Ellie rushed along with me, her steps smaller but much faster in order to keep up.
“I’m sorry. I know you don’t want to be here. I promise I’ll get you home as soon as I know he’s all right.”
“It’s fine, Connor.”
“Are you sure? Lilah will be her—”
“I don’t give a shit about Lilah,” Ellie stopped and pulled her asthma puffer from her bag, shaking it before inhaling. “Don’t worry about me,” she said, breathless. “I’m a big girl.” She took a couple of deep breaths. “And anyway, Max is your number one priority.”

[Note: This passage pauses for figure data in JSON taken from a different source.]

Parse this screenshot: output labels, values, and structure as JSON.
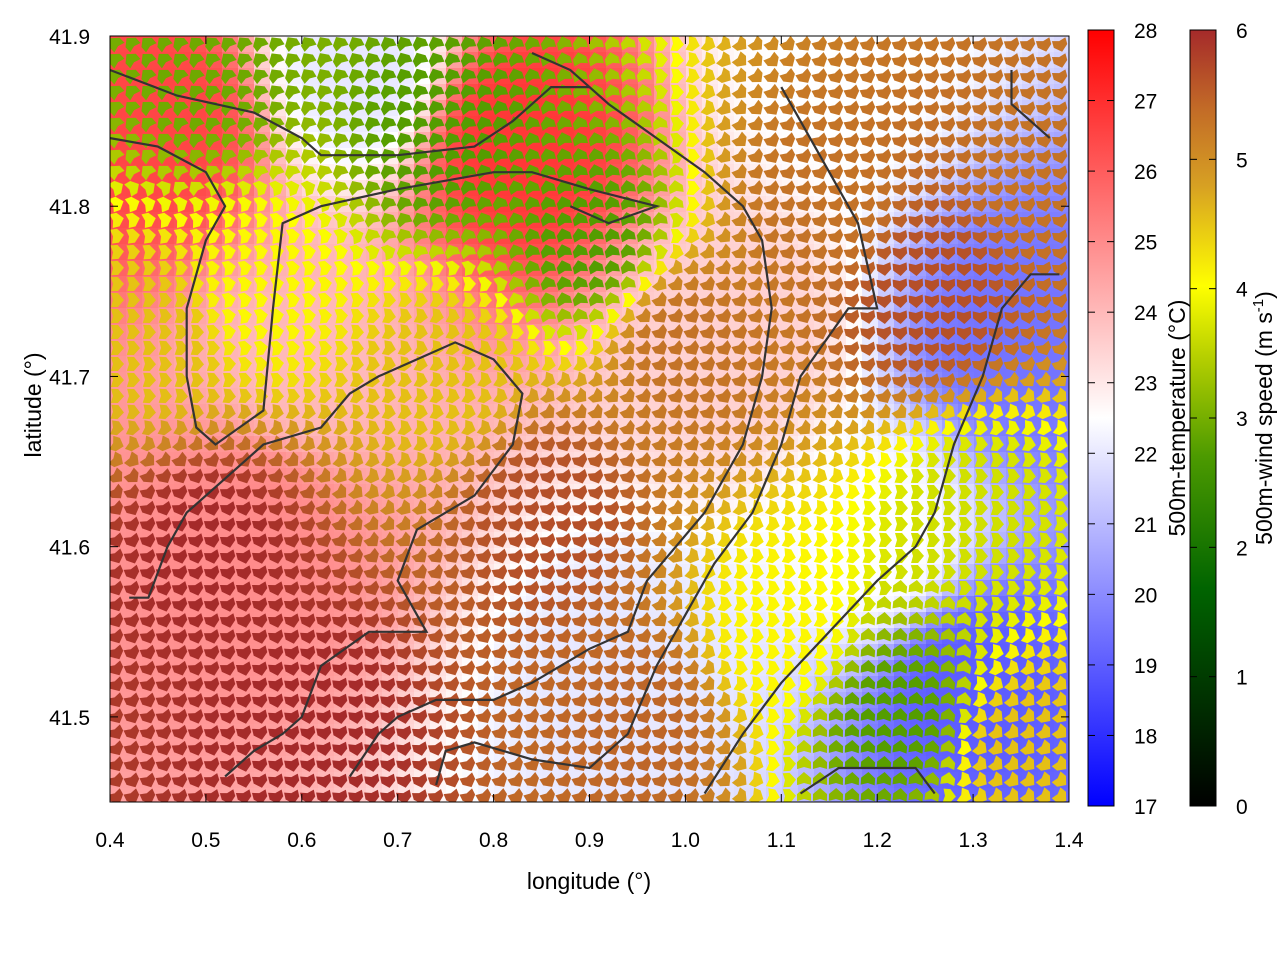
{
  "chart_data": {
    "type": "heatmap",
    "title": "",
    "xlabel": "longitude (°)",
    "ylabel": "latitude (°)",
    "xlim": [
      0.4,
      1.4
    ],
    "ylim": [
      41.45,
      41.9
    ],
    "xticks": [
      0.4,
      0.5,
      0.6,
      0.7,
      0.8,
      0.9,
      1.0,
      1.1,
      1.2,
      1.3,
      1.4
    ],
    "yticks": [
      41.5,
      41.6,
      41.7,
      41.8,
      41.9
    ],
    "xtick_labels": [
      "0.4",
      "0.5",
      "0.6",
      "0.7",
      "0.8",
      "0.9",
      "1.0",
      "1.1",
      "1.2",
      "1.3",
      "1.4"
    ],
    "ytick_labels": [
      "41.5",
      "41.6",
      "41.7",
      "41.8",
      "41.9"
    ],
    "colorbars": [
      {
        "label": "500m-temperature (°C)",
        "range": [
          17,
          28
        ],
        "ticks": [
          17,
          18,
          19,
          20,
          21,
          22,
          23,
          24,
          25,
          26,
          27,
          28
        ],
        "tick_labels": [
          "17",
          "18",
          "19",
          "20",
          "21",
          "22",
          "23",
          "24",
          "25",
          "26",
          "27",
          "28"
        ],
        "palette": [
          "#0000ff",
          "#ffffff",
          "#ff0000"
        ]
      },
      {
        "label": "500m-wind speed (m s-1)",
        "label_parts": {
          "main": "500m-wind speed (m s",
          "sup": "-1",
          "end": ")"
        },
        "range": [
          0,
          6
        ],
        "ticks": [
          0,
          1,
          2,
          3,
          4,
          5,
          6
        ],
        "tick_labels": [
          "0",
          "1",
          "2",
          "3",
          "4",
          "5",
          "6"
        ],
        "palette": [
          "#000000",
          "#006400",
          "#2e8b00",
          "#a0c000",
          "#ffff00",
          "#d8a020",
          "#c06a28",
          "#a52a2a"
        ]
      }
    ],
    "temperature_field": {
      "description_points": [
        {
          "lon": 0.45,
          "lat": 41.85,
          "t": 26.5
        },
        {
          "lon": 0.82,
          "lat": 41.84,
          "t": 26.8
        },
        {
          "lon": 0.66,
          "lat": 41.88,
          "t": 22.0
        },
        {
          "lon": 0.55,
          "lat": 41.62,
          "t": 25.0
        },
        {
          "lon": 0.6,
          "lat": 41.7,
          "t": 24.0
        },
        {
          "lon": 0.95,
          "lat": 41.52,
          "t": 22.0
        },
        {
          "lon": 1.05,
          "lat": 41.72,
          "t": 23.5
        },
        {
          "lon": 1.2,
          "lat": 41.6,
          "t": 22.5
        },
        {
          "lon": 1.35,
          "lat": 41.72,
          "t": 19.5
        },
        {
          "lon": 1.3,
          "lat": 41.52,
          "t": 19.0
        },
        {
          "lon": 1.15,
          "lat": 41.88,
          "t": 22.5
        }
      ]
    },
    "wind_field": {
      "speed_points": [
        {
          "lon": 0.5,
          "lat": 41.88,
          "ws": 2.2
        },
        {
          "lon": 0.75,
          "lat": 41.84,
          "ws": 2.0
        },
        {
          "lon": 0.9,
          "lat": 41.78,
          "ws": 2.0
        },
        {
          "lon": 0.55,
          "lat": 41.75,
          "ws": 3.5
        },
        {
          "lon": 0.45,
          "lat": 41.72,
          "ws": 4.0
        },
        {
          "lon": 0.75,
          "lat": 41.7,
          "ws": 4.0
        },
        {
          "lon": 0.5,
          "lat": 41.6,
          "ws": 6.0
        },
        {
          "lon": 0.6,
          "lat": 41.5,
          "ws": 6.0
        },
        {
          "lon": 0.85,
          "lat": 41.62,
          "ws": 5.5
        },
        {
          "lon": 1.0,
          "lat": 41.72,
          "ws": 5.0
        },
        {
          "lon": 0.95,
          "lat": 41.5,
          "ws": 5.2
        },
        {
          "lon": 1.15,
          "lat": 41.8,
          "ws": 5.0
        },
        {
          "lon": 1.25,
          "lat": 41.75,
          "ws": 5.5
        },
        {
          "lon": 1.3,
          "lat": 41.62,
          "ws": 3.0
        },
        {
          "lon": 1.22,
          "lat": 41.5,
          "ws": 2.0
        },
        {
          "lon": 1.35,
          "lat": 41.48,
          "ws": 4.0
        },
        {
          "lon": 1.1,
          "lat": 41.55,
          "ws": 3.5
        },
        {
          "lon": 1.38,
          "lat": 41.82,
          "ws": 5.0
        }
      ]
    },
    "contours": [
      {
        "path": [
          [
            0.4,
            41.84
          ],
          [
            0.45,
            41.835
          ],
          [
            0.5,
            41.82
          ],
          [
            0.52,
            41.8
          ],
          [
            0.5,
            41.78
          ],
          [
            0.48,
            41.74
          ],
          [
            0.48,
            41.7
          ],
          [
            0.49,
            41.67
          ],
          [
            0.51,
            41.66
          ],
          [
            0.56,
            41.68
          ],
          [
            0.57,
            41.74
          ],
          [
            0.58,
            41.79
          ],
          [
            0.62,
            41.8
          ],
          [
            0.7,
            41.81
          ],
          [
            0.8,
            41.82
          ],
          [
            0.84,
            41.82
          ],
          [
            0.9,
            41.81
          ],
          [
            0.97,
            41.8
          ],
          [
            0.92,
            41.79
          ],
          [
            0.88,
            41.8
          ]
        ]
      },
      {
        "path": [
          [
            0.4,
            41.88
          ],
          [
            0.47,
            41.865
          ],
          [
            0.55,
            41.855
          ],
          [
            0.6,
            41.84
          ],
          [
            0.62,
            41.83
          ],
          [
            0.7,
            41.83
          ],
          [
            0.78,
            41.835
          ],
          [
            0.82,
            41.85
          ],
          [
            0.86,
            41.87
          ],
          [
            0.9,
            41.87
          ]
        ]
      },
      {
        "path": [
          [
            0.42,
            41.57
          ],
          [
            0.44,
            41.57
          ],
          [
            0.46,
            41.6
          ],
          [
            0.48,
            41.62
          ],
          [
            0.52,
            41.64
          ],
          [
            0.56,
            41.66
          ],
          [
            0.62,
            41.67
          ],
          [
            0.65,
            41.69
          ],
          [
            0.68,
            41.7
          ],
          [
            0.72,
            41.71
          ],
          [
            0.76,
            41.72
          ],
          [
            0.8,
            41.71
          ],
          [
            0.83,
            41.69
          ],
          [
            0.82,
            41.66
          ],
          [
            0.78,
            41.63
          ],
          [
            0.72,
            41.61
          ],
          [
            0.7,
            41.58
          ],
          [
            0.73,
            41.55
          ],
          [
            0.69,
            41.55
          ],
          [
            0.67,
            41.55
          ],
          [
            0.62,
            41.53
          ],
          [
            0.6,
            41.5
          ],
          [
            0.58,
            41.49
          ],
          [
            0.55,
            41.48
          ],
          [
            0.52,
            41.465
          ]
        ]
      },
      {
        "path": [
          [
            0.65,
            41.465
          ],
          [
            0.68,
            41.49
          ],
          [
            0.7,
            41.5
          ],
          [
            0.74,
            41.51
          ],
          [
            0.8,
            41.51
          ],
          [
            0.84,
            41.52
          ],
          [
            0.9,
            41.54
          ],
          [
            0.94,
            41.55
          ],
          [
            0.96,
            41.58
          ],
          [
            0.99,
            41.6
          ],
          [
            1.02,
            41.62
          ],
          [
            1.06,
            41.66
          ],
          [
            1.08,
            41.7
          ],
          [
            1.09,
            41.74
          ],
          [
            1.08,
            41.78
          ],
          [
            1.06,
            41.8
          ],
          [
            1.02,
            41.82
          ],
          [
            0.97,
            41.84
          ],
          [
            0.92,
            41.86
          ],
          [
            0.88,
            41.88
          ],
          [
            0.84,
            41.89
          ]
        ]
      },
      {
        "path": [
          [
            0.74,
            41.46
          ],
          [
            0.75,
            41.48
          ],
          [
            0.78,
            41.485
          ],
          [
            0.84,
            41.475
          ],
          [
            0.9,
            41.47
          ],
          [
            0.94,
            41.49
          ],
          [
            0.97,
            41.53
          ],
          [
            1.0,
            41.56
          ],
          [
            1.03,
            41.59
          ],
          [
            1.07,
            41.62
          ],
          [
            1.1,
            41.66
          ],
          [
            1.12,
            41.7
          ],
          [
            1.17,
            41.74
          ],
          [
            1.2,
            41.74
          ],
          [
            1.18,
            41.79
          ],
          [
            1.15,
            41.82
          ],
          [
            1.12,
            41.85
          ],
          [
            1.1,
            41.87
          ]
        ]
      },
      {
        "path": [
          [
            1.02,
            41.455
          ],
          [
            1.06,
            41.49
          ],
          [
            1.1,
            41.52
          ],
          [
            1.15,
            41.55
          ],
          [
            1.2,
            41.58
          ],
          [
            1.24,
            41.6
          ],
          [
            1.26,
            41.62
          ],
          [
            1.28,
            41.66
          ],
          [
            1.31,
            41.7
          ],
          [
            1.33,
            41.74
          ],
          [
            1.36,
            41.76
          ],
          [
            1.39,
            41.76
          ]
        ]
      },
      {
        "path": [
          [
            1.12,
            41.455
          ],
          [
            1.16,
            41.47
          ],
          [
            1.2,
            41.47
          ],
          [
            1.24,
            41.47
          ],
          [
            1.26,
            41.455
          ]
        ]
      },
      {
        "path": [
          [
            1.34,
            41.88
          ],
          [
            1.34,
            41.86
          ],
          [
            1.38,
            41.84
          ]
        ]
      }
    ]
  }
}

“You okay?” I touched her shoulder.
“Yeah, I’m fine.” She placed her hands on her hips and sucked in a deep. “Go ahead, I’ll be right behind you.”
“I can wait.” I wanted to, to make sure she was all right; she obviously hadn’t grown out of her asthma. But I was also desperate to be with my son.
She inhaled again. “No, just go. I’ll be fine.”
“Okay. I’m sorry.”
I turned the corner and nearly slammed into a group of hospital staff in white lab coats and coloured gowns, clipboards pressed to their chest as they made their rounds. I apologised but kept jogging until I reached reception counter B, where I handed over the sticky note and explained who I was.
The clerk pointed to a curtain-covered area on the other side of the counter. “Your son is in cubicle eight, Mr Bourke. Although, he may have just been taken to Radiology for X-rays.”